Personal information
- Full name: Kaedyn Kabbar Kamara
- Date of birth: 29 November 2005 (age 20)
- Place of birth: Liverpool, England
- Position: Midfielder

Team information
- Current team: Preston North End

Youth career
- 0000–2022: Burnley
- 2022–: Preston North End

Senior career*
- Years: Team / Apps / (Gls)
- 2023–: Preston North End / 0 / (0)
- 2024: → Workington (loan) / 10 / (4)
- 2025: → Marine (loan) / 3 / (0)
- 2025: → Cork City (loan) / 10 / (0)
- 2026: → Ross County (loan) / 3 / (0)

= Kaedyn Kamara =

English footballer

Kaedyn Kabbar Kamara (born 29 November 2005) is an English professional footballer who plays as a midfielder for club Preston North End.

==Career==
Kamara is a youth product of Burnley, before moving to the youth academy of Preston North End in June 2022. He made his professional debut with Preston North End as a late substitute in a 3–1 FA Cup win over Huddersfield Town on 7 January 2023.

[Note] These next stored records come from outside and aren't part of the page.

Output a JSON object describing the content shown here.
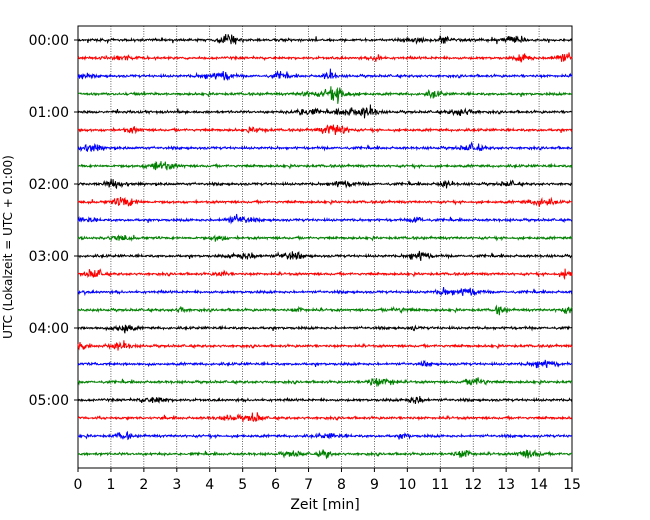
{
  "chart_data": {
    "type": "line",
    "title": "",
    "xlabel": "Zeit  [min]",
    "ylabel": "UTC (Lokalzeit = UTC + 01:00)",
    "xlim": [
      0,
      15
    ],
    "x_ticks": [
      "0",
      "1",
      "2",
      "3",
      "4",
      "5",
      "6",
      "7",
      "8",
      "9",
      "10",
      "11",
      "12",
      "13",
      "14",
      "15"
    ],
    "y_ticks": [
      {
        "label": "00:00",
        "row": 0
      },
      {
        "label": "01:00",
        "row": 4
      },
      {
        "label": "02:00",
        "row": 8
      },
      {
        "label": "03:00",
        "row": 12
      },
      {
        "label": "04:00",
        "row": 16
      },
      {
        "label": "05:00",
        "row": 20
      }
    ],
    "grid": "vertical-dotted",
    "rows": 24,
    "minutes_per_row": 15,
    "series_colors": [
      "#000000",
      "#ff0000",
      "#0000ff",
      "#008000"
    ]
  }
}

On 10 August 2024 Kamara joined Northern Premier League side Workington on loan.

On 10 January 2025 Kamara joined Marine on loan until the end of the season. After returning from his loan, he signed his first professional contract, signing a two-year-contract with Preston.

On 22 July 2025, Kamara signed for League of Ireland Premier Division club Cork City on loan until the end of their season in November, joining Preston teammate Kitt Nelson who was already on loan at the club.

On 2 February 2026, Kamara joined Scottish Championship club Ross County on a loan deal until the end of the season. He played 3 games in the league for them, which consisted of a red card, after the Red he never played for them again.

==Personal life==
Kamara was a national boxing champion and world champion in kickboxing away from football as a youth. His brother Odel is an English international boxer.